Das Konzept der Bestände als Entscheidungshilfe für eine Politik der Nachhaltigkeit


Bearbeitung

Department Ökonomie

Department Umwelt- und Planungsrecht

Department Hydrogeologie


Partner

An der Ernst Moritz Arndt Universität Greifswald: Institut für Botanik und Landschaftsökologie

An der Ruprecht-Karls-Universität Heidelberg: Alfred-Weber Institut für Wirtschaftswissenschaften

Praxispartner

  • BUND − Bund für Umwelt und Naturschutz Deutschland
  • Bundesministerium für Umwelt, Naturschutz und Reaktorsicherheit
  • Thüringer Ministerium für Landwirtschaft, Naturschutz und Umwelt
  • Flussgebietsgemeinschaft Elbe

Status

BMBF-Initiative "Wirtschaftswissenschaften für Nachhaltigkeit"

Projektlaufzeit

2007 − 2010


Kurzbeschreibung

Eine Politik der Nachhaltigkeit benötigt Ansatzmöglichkeiten im Faktischen. Politikmaßnahmen müssen unterschiedliche Gegebenheiten berücksichtigen: Beschaffenheit der Landschaft, Klima, Biodiversität, vorhandene Industrien, Energieversorgung, Verkehrssystem, Siedlungsformen, Ansprüche von Menschen, Organisationen, Institutionen, Gesetze, politische Verhältnisse etc. Insbesondere ist die Dynamik bzw. die Trägheit solcher gegebenen Strukturen zu beachten. Diese Gegebenheiten, ihre Dynamik und ihre Interaktionen sind langfristig kaum überschaubar. Nachhaltigkeitspolitik ist daher ein dynamischer Entwicklungsprozess, der unter hoher Komplexität, Unsicherheit und Unwissen stattfindet (Faber et al. 1996; Knight 1921; Petersen und Faber 2004). Es fehlt bislang eine umfassende operationale Grundlage, die Akteuren und wissenschaftlichen Beratern eine konzeptionelle und systematische Anbindung der Nachhaltigkeitspolitik an faktische Gegebenheiten ermöglicht.
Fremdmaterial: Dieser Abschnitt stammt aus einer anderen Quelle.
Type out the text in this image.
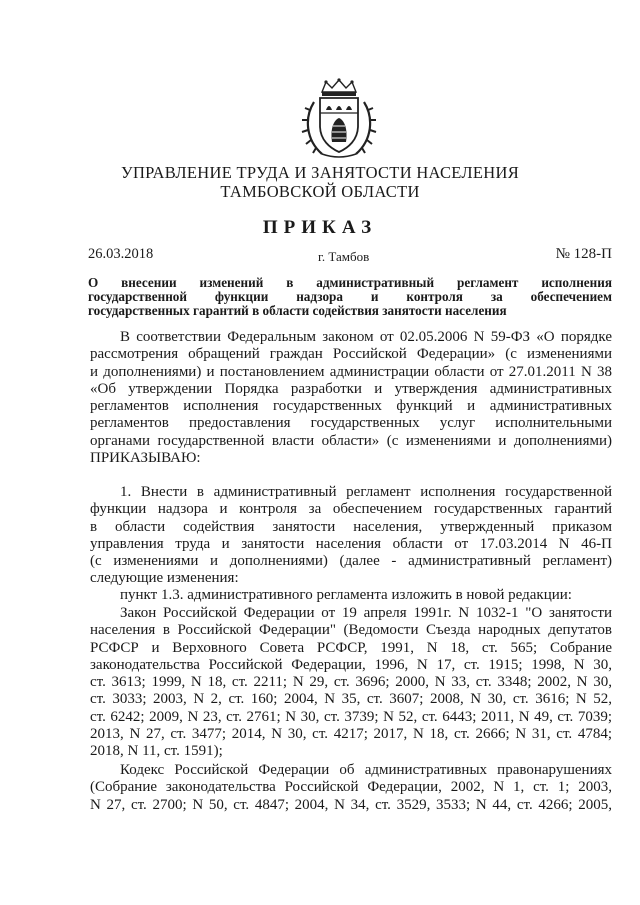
УПРАВЛЕНИЕ ТРУДА И ЗАНЯТОСТИ НАСЕЛЕНИЯ
ТАМБОВСКОЙ ОБЛАСТИ
ПРИКАЗ
26.03.2018	г. Тамбов	№ 128-П
О внесении изменений в административный регламент исполнения
государственной функции надзора и контроля за обеспечением
государственных гарантий в области содействия занятости населения
В соответствии Федеральным законом от 02.05.2006 N 59-ФЗ «О порядке
рассмотрения обращений граждан Российской Федерации» (с изменениями
и дополнениями) и постановлением администрации области от 27.01.2011 N 38
«Об утверждении Порядка разработки и утверждения административных
регламентов исполнения государственных функций и административных
регламентов предоставления государственных услуг исполнительными
органами государственной власти области» (с изменениями и дополнениями)
ПРИКАЗЫВАЮ:
1. Внести в административный регламент исполнения государственной
функции надзора и контроля за обеспечением государственных гарантий
в области содействия занятости населения, утвержденный приказом
управления труда и занятости населения области от 17.03.2014 N 46-П
(с изменениями и дополнениями) (далее - административный регламент)
следующие изменения:
пункт 1.3. административного регламента изложить в новой редакции:
Закон Российской Федерации от 19 апреля 1991г. N 1032-1 "О занятости
населения в Российской Федерации" (Ведомости Съезда народных депутатов
РСФСР и Верховного Совета РСФСР, 1991, N 18, ст. 565; Собрание
законодательства Российской Федерации, 1996, N 17, ст. 1915; 1998, N 30,
ст. 3613; 1999, N 18, ст. 2211; N 29, ст. 3696; 2000, N 33, ст. 3348; 2002, N 30,
ст. 3033; 2003, N 2, ст. 160; 2004, N 35, ст. 3607; 2008, N 30, ст. 3616; N 52,
ст. 6242; 2009, N 23, ст. 2761; N 30, ст. 3739; N 52, ст. 6443; 2011, N 49, ст. 7039;
2013, N 27, ст. 3477; 2014, N 30, ст. 4217; 2017, N 18, ст. 2666; N 31, ст. 4784;
2018, N 11, ст. 1591);
Кодекс Российской Федерации об административных правонарушениях
(Собрание законодательства Российской Федерации, 2002, N 1, ст. 1; 2003,
N 27, ст. 2700; N 50, ст. 4847; 2004, N 34, ст. 3529, 3533; N 44, ст. 4266; 2005,
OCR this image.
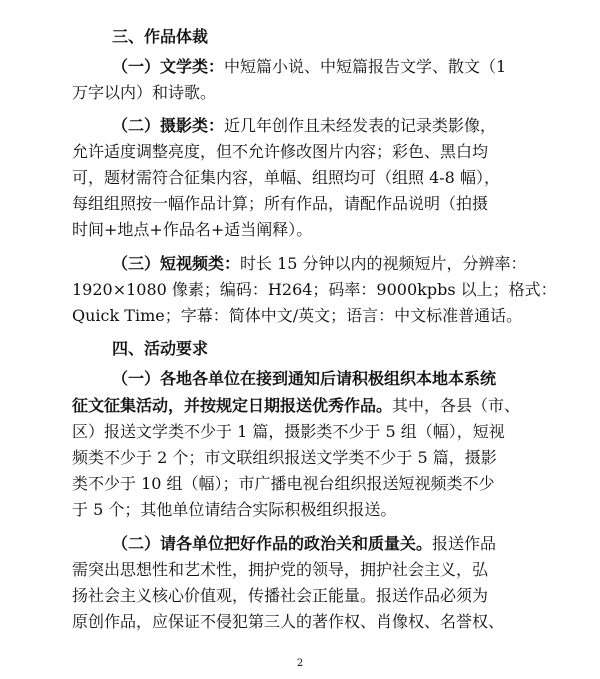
三、作品体裁
（一）文学类：中短篇小说、中短篇报告文学、散文（1
万字以内）和诗歌。
（二）摄影类：近几年创作且未经发表的记录类影像，
允许适度调整亮度，但不允许修改图片内容；彩色、黑白均
可，题材需符合征集内容，单幅、组照均可（组照 4-8 幅），
每组组照按一幅作品计算；所有作品，请配作品说明（拍摄
时间+地点+作品名+适当阐释）。
（三）短视频类：时长 15 分钟以内的视频短片，分辨率：
1920×1080 像素；编码：H264；码率：9000kpbs 以上；格式：
Quick Time；字幕：简体中文/英文；语言：中文标准普通话。
四、活动要求
（一）各地各单位在接到通知后请积极组织本地本系统
征文征集活动，并按规定日期报送优秀作品。其中，各县（市、
区）报送文学类不少于 1 篇，摄影类不少于 5 组（幅），短视
频类不少于 2 个；市文联组织报送文学类不少于 5 篇，摄影
类不少于 10 组（幅）；市广播电视台组织报送短视频类不少
于 5 个；其他单位请结合实际积极组织报送。
（二）请各单位把好作品的政治关和质量关。报送作品
需突出思想性和艺术性，拥护党的领导，拥护社会主义，弘
扬社会主义核心价值观，传播社会正能量。报送作品必须为
原创作品，应保证不侵犯第三人的著作权、肖像权、名誉权、
2
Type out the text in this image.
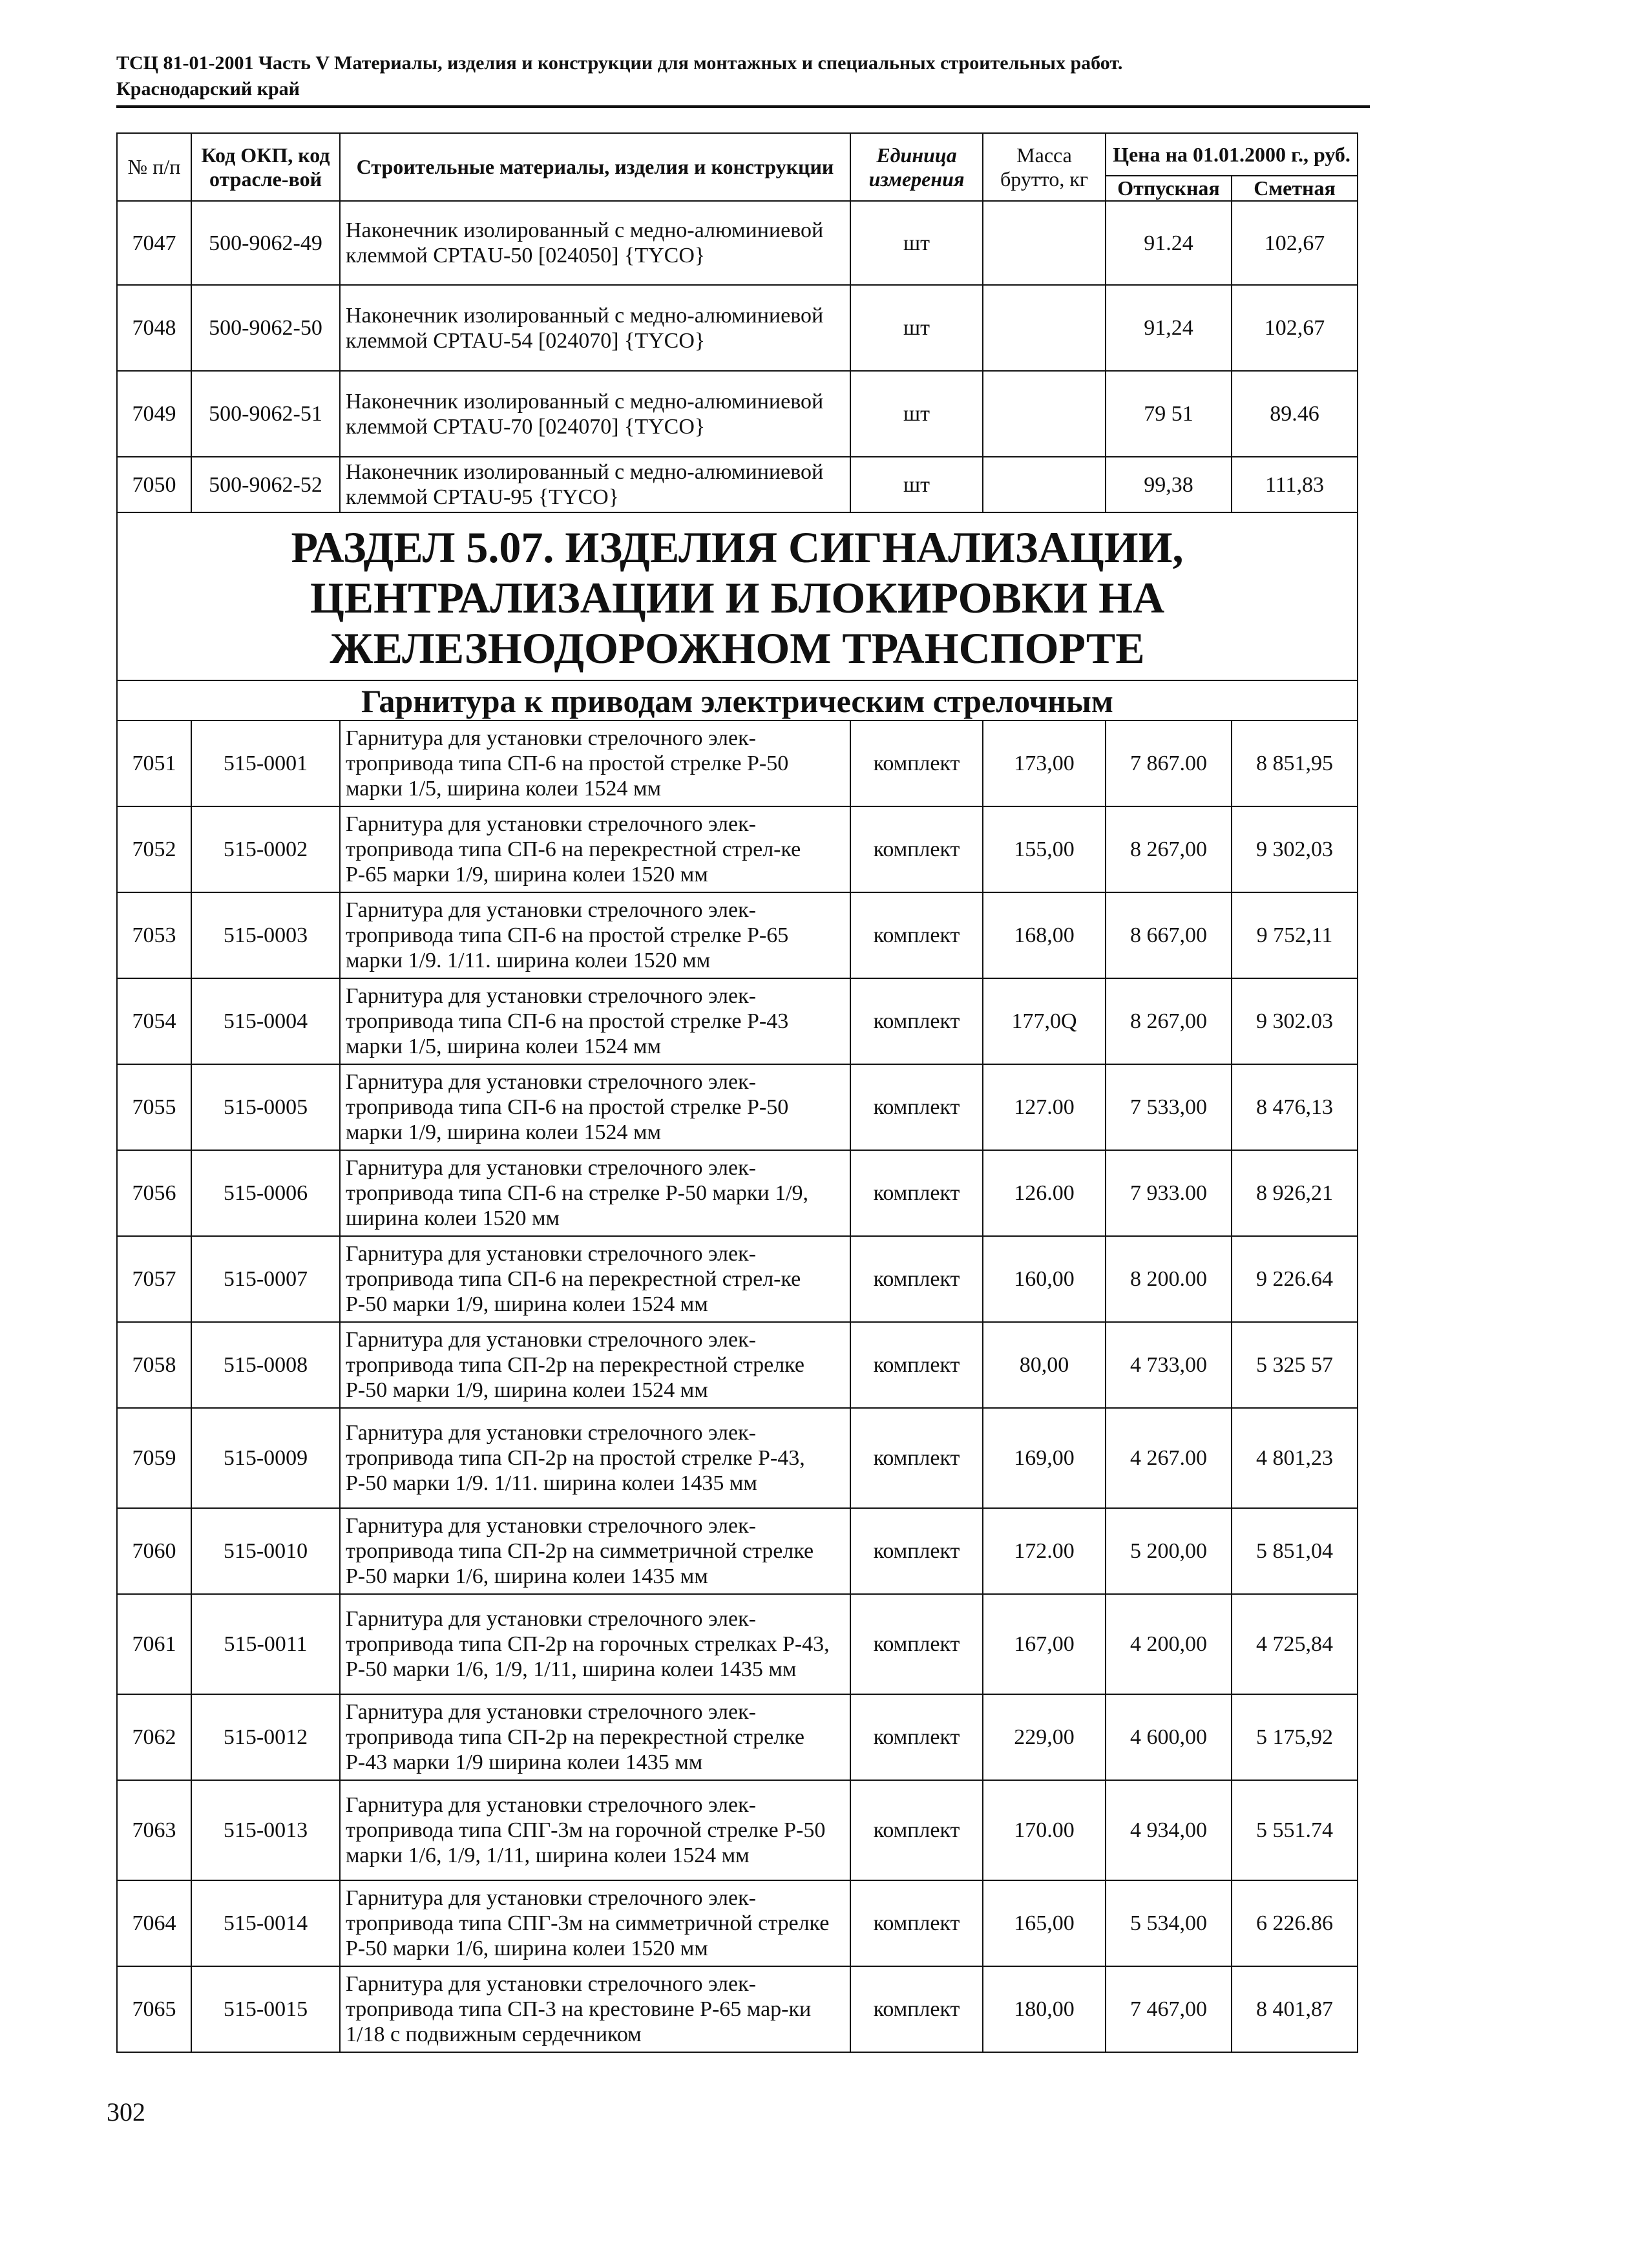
ТСЦ 81-01-2001 Часть V Материалы, изделия и конструкции для монтажных и специальных строительных работ.
Краснодарский край
№ п/п	Код ОКП, код отрасле-вой	Строительные материалы, изделия и конструкции	Единица измерения	Масса брутто, кг	Цена на 01.01.2000 г., руб.	
					Отпускная	Сметная
7047	500-9062-49	Наконечник изолированный с медно-алюминиевой клеммой CPTAU-50 [024050] {TYCO}	шт		91.24	102,67
7048	500-9062-50	Наконечник изолированный с медно-алюминиевой клеммой CPTAU-54 [024070] {TYCO}	шт		91,24	102,67
7049	500-9062-51	Наконечник изолированный с медно-алюминиевой клеммой CPTAU-70 [024070] {TYCO}	шт		79 51	89.46
7050	500-9062-52	Наконечник изолированный с медно-алюминиевой клеммой CPTAU-95 {TYCO}	шт		99,38	111,83
РАЗДЕЛ 5.07. ИЗДЕЛИЯ СИГНАЛИЗАЦИИ, ЦЕНТРАЛИЗАЦИИ И БЛОКИРОВКИ НА ЖЕЛЕЗНОДОРОЖНОМ ТРАНСПОРТЕ						
Гарнитура к приводам электрическим стрелочным						
7051	515-0001	Гарнитура для установки стрелочного элек-тропривода типа СП-6 на простой стрелке Р-50 марки 1/5, ширина колеи 1524 мм	комплект	173,00	7 867.00	8 851,95
7052	515-0002	Гарнитура для установки стрелочного элек-тропривода типа СП-6 на перекрестной стрел-ке Р-65 марки 1/9, ширина колеи 1520 мм	комплект	155,00	8 267,00	9 302,03
7053	515-0003	Гарнитура для установки стрелочного элек-тропривода типа СП-6 на простой стрелке Р-65 марки 1/9. 1/11. ширина колеи 1520 мм	комплект	168,00	8 667,00	9 752,11
7054	515-0004	Гарнитура для установки стрелочного элек-тропривода типа СП-6 на простой стрелке Р-43 марки 1/5, ширина колеи 1524 мм	комплект	177,0Q	8 267,00	9 302.03
7055	515-0005	Гарнитура для установки стрелочного элек-тропривода типа СП-6 на простой стрелке Р-50 марки 1/9, ширина колеи 1524 мм	комплект	127.00	7 533,00	8 476,13
7056	515-0006	Гарнитура для установки стрелочного элек-тропривода типа СП-6 на стрелке Р-50 марки 1/9, ширина колеи 1520 мм	комплект	126.00	7 933.00	8 926,21
7057	515-0007	Гарнитура для установки стрелочного элек-тропривода типа СП-6 на перекрестной стрел-ке Р-50 марки 1/9, ширина колеи 1524 мм	комплект	160,00	8 200.00	9 226.64
7058	515-0008	Гарнитура для установки стрелочного элек-тропривода типа СП-2р на перекрестной стрелке Р-50 марки 1/9, ширина колеи 1524 мм	комплект	80,00	4 733,00	5 325 57
7059	515-0009	Гарнитура для установки стрелочного элек-тропривода типа СП-2р на простой стрелке Р-43, Р-50 марки 1/9. 1/11. ширина колеи 1435 мм	комплект	169,00	4 267.00	4 801,23
7060	515-0010	Гарнитура для установки стрелочного элек-тропривода типа СП-2р на симметричной стрелке Р-50 марки 1/6, ширина колеи 1435 мм	комплект	172.00	5 200,00	5 851,04
7061	515-0011	Гарнитура для установки стрелочного элек-тропривода типа СП-2р на горочных стрелках Р-43, Р-50 марки 1/6, 1/9, 1/11, ширина колеи 1435 мм	комплект	167,00	4 200,00	4 725,84
7062	515-0012	Гарнитура для установки стрелочного элек-тропривода типа СП-2р на перекрестной стрелке Р-43 марки 1/9 ширина колеи 1435 мм	комплект	229,00	4 600,00	5 175,92
7063	515-0013	Гарнитура для установки стрелочного элек-тропривода типа СПГ-3м на горочной стрелке Р-50 марки 1/6, 1/9, 1/11, ширина колеи 1524 мм	комплект	170.00	4 934,00	5 551.74
7064	515-0014	Гарнитура для установки стрелочного элек-тропривода типа СПГ-3м на симметричной стрелке Р-50 марки 1/6, ширина колеи 1520 мм	комплект	165,00	5 534,00	6 226.86
7065	515-0015	Гарнитура для установки стрелочного элек-тропривода типа СП-3 на крестовине Р-65 мар-ки 1/18 с подвижным сердечником	комплект	180,00	7 467,00	8 401,87
302
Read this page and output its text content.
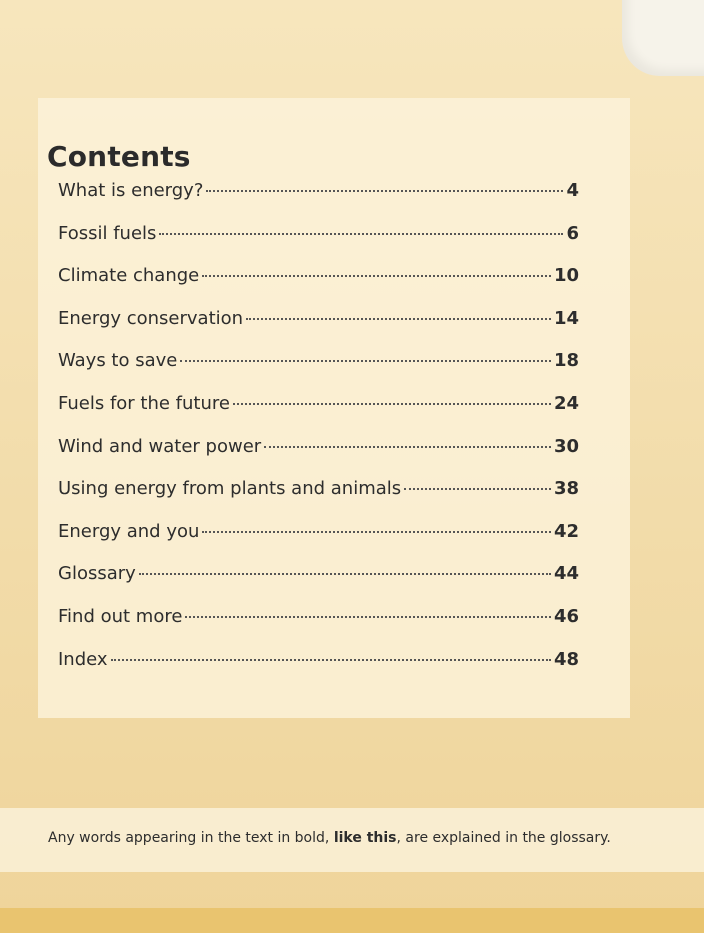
Contents
What is energy?	4
Fossil fuels	6
Climate change	10
Energy conservation	14
Ways to save	18
Fuels for the future	24
Wind and water power	30
Using energy from plants and animals	38
Energy and you	42
Glossary	44
Find out more	46
Index	48

Any words appearing in the text in bold, like this, are explained in the glossary.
Ziel des Projektes ist es, wesentliche innovative Beiträge zur Entwicklung einer operationalen Methodik erfolgreicher Nachhaltigkeitspolitik zu leisten.

An eine solche Methodik sind vor allem folgende Anforderungen zu stellen: (i) Sie soll zeigen, welche Ansprüche eine Nachhaltigkeitspolitik an verantwortungsbewusste Politiker, Berater und Staatsbürger stellt. (ii) Sie soll die ökologischen, ökonomischen und sozialen Problemlagen, auf die sich die Nachhaltigkeitspolitik bezieht, in ihren dynamischen Eigenschaften und Wechselwirkungen abbilden. (iii) Sie soll für Politiker, politische Berater und Staatsbürger verständlich sein. (iv) Sie soll anschlussfähig sein an die verschiedenen Disziplinen der Natur- und Sozialwissenschaften. (v) Sie soll theoretisch und in konkreten Anwendungsfeldern Möglichkeiten aufzeigen, wie unter unübersichtlichen und komplexen Problemlagen erfolgreiche Nachhaltigkeitspolitik stattfinden kann.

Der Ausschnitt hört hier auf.